Modern Healthcare: Employers Could Foot Bill For Religious Objectors To Contraceptive Coverage
As stakeholder groups examine HHS' recent final rule on contraceptive coverage under the health care reform law, non-religious employers and third-party benefits administrators are worried they'll have to foot the bill for contraceptives for employees of Catholic health systems and other religiously affiliated employers that opt out of paying. Late last week, the agency gave its final word on how mandated contraceptive coverage -- considered a preventive service under the Patient Protection and Affordable Care Act -- pertains to religious organizations that object to the requirement. The rule extended the effective date to Jan. 1, 2014, from its initial date of Aug. 1 of this year (Zigmond, 7/2).
Fox News: Religious Leaders Push For ObamaCare Contraception Mandate Exemptions
Leaders of religious groups representing more than 100 million Americans said Tuesday that religious institutions and business owners should not be forced to provide contraceptive coverage that violates their conscience. In an open letter unveiled at a press conference at the National Press Club in Washington, the coalition of groups urges the Department of Health and Human Services to exempt "any organization or individual that has religious or moral objections" to the so-called contraception mandate in ObamaCare (7/3).

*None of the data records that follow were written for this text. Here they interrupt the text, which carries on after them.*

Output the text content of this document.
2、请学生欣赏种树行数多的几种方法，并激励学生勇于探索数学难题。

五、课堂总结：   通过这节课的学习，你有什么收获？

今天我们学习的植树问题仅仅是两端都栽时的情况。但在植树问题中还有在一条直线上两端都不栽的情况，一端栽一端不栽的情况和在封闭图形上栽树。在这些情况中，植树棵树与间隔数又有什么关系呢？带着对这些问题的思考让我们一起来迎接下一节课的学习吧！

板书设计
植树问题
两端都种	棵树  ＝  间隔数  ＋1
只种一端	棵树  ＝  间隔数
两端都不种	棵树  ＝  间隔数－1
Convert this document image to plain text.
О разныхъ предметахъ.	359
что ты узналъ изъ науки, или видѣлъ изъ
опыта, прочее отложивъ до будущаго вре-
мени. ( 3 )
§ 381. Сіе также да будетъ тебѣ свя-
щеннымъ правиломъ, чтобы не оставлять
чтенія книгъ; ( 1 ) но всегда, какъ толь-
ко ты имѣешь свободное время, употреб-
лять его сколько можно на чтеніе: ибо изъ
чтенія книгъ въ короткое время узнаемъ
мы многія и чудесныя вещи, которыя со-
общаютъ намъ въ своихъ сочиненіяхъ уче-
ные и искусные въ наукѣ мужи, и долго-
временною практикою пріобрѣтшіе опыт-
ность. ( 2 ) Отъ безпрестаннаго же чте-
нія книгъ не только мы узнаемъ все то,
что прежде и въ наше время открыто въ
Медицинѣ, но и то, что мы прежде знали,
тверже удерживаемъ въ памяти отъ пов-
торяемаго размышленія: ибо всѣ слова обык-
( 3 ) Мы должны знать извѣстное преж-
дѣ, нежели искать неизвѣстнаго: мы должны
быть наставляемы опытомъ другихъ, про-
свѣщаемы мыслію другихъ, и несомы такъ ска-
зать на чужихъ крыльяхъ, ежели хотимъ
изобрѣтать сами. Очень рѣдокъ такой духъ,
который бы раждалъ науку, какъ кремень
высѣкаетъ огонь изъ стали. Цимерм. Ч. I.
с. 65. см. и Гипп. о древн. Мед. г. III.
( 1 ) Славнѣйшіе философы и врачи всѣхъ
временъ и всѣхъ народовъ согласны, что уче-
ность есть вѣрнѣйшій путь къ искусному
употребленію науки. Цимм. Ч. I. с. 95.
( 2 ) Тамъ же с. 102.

Meanwhile, on the subject of the health law's Medicaid expansion -
The Associated Press/Washington Post: Ohio Tea Party Turning IRS To Advantage In Medicaid Expansion Battle
Tea party activists in Ohio want to turn an enemy -- the Internal Revenue Service -- into an ally as they fight continued efforts to expand Medicaid. In a confidential email sent to fellow Ohio tea party leaders and obtained by The Associated Press, Tom Zawistowski laid out a strategy for invoking a little-known IRS provision that allows citizens to challenge executive salaries and the nonprofit statuses of charitable hospitals (7/3).